Energy charges bill customers on a per-kilowatt-hour (kWh) basis. A kWh is a measure of the energy consumed by a facility in a given period of time. For example, based on the Table, a component of a customer’s July electric utility bill would be summer on-peak energy. This quantity would be the sum of all the energy consumed by the customer in July between the hours of 12:00 p.m. and 5:00 p.m. (neglecting weekends and holidays).
Demand charges bill customers on a per-kilowatt (kW) basis. A kW is a measure of power, an instantaneous measurement of energy consumption. From another perspective, power is to energy (kW to kWh) as speed is to distance (mile-per-hour to mile). Power and speed are instantaneous measurements whereas energy and distance are the latter applied over time.

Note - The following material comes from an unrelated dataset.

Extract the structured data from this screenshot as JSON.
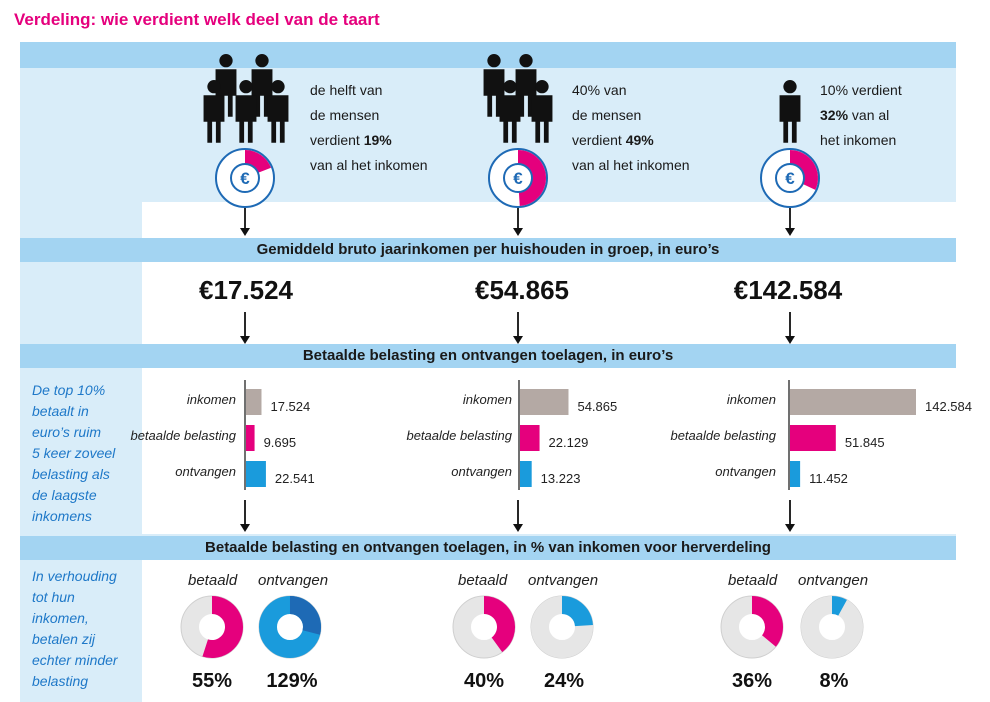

Demand charges, however, add one additional step. They bill based on the maximum demand in a given TOU period. So while energy measurements accumulate based on actual consumption, much like your odometer would accumulate miles, demand charges are based on the maximum power reached within a particular period (i.e., the maximum point reached by your speedometer). If you’re facility averages a 200kW load in a given period, but some anomaly causes a temporary spike in demand up to 400kW, you are charged for the 400kW demand — even if the anomaly only lasted for a short time.
Considering that demand charges account for as much as 40% of a typical customer’s bill, these charges may seem outrageous, but electric utilities have just cause. While the commodity (energy) is the thing actually consumed, electric utilities are required to have the infrastructure in place to serve your instantaneous needs when they spike temporarily. In 2008, the California Independent System Operator (CALISO) reported that 5% of its required infrastructure was in operation only 0.2% of the time, and that 10% of their required infrastructure was in operation only 0.6% of the time. So, in essence, demand charges fund that inefficiency.
The avoidance of demand charges is an art of sorts, and is becoming the basis for an entire industry of technology. It also represents a significant opportunity for advanced commissioning services. If a particular project can be aligned in such a way that it reliably reduces a facility’s demand, then the financial return can be significant. However, if that avoidance is not realized in the field, it can spell disaster for a project’s economics.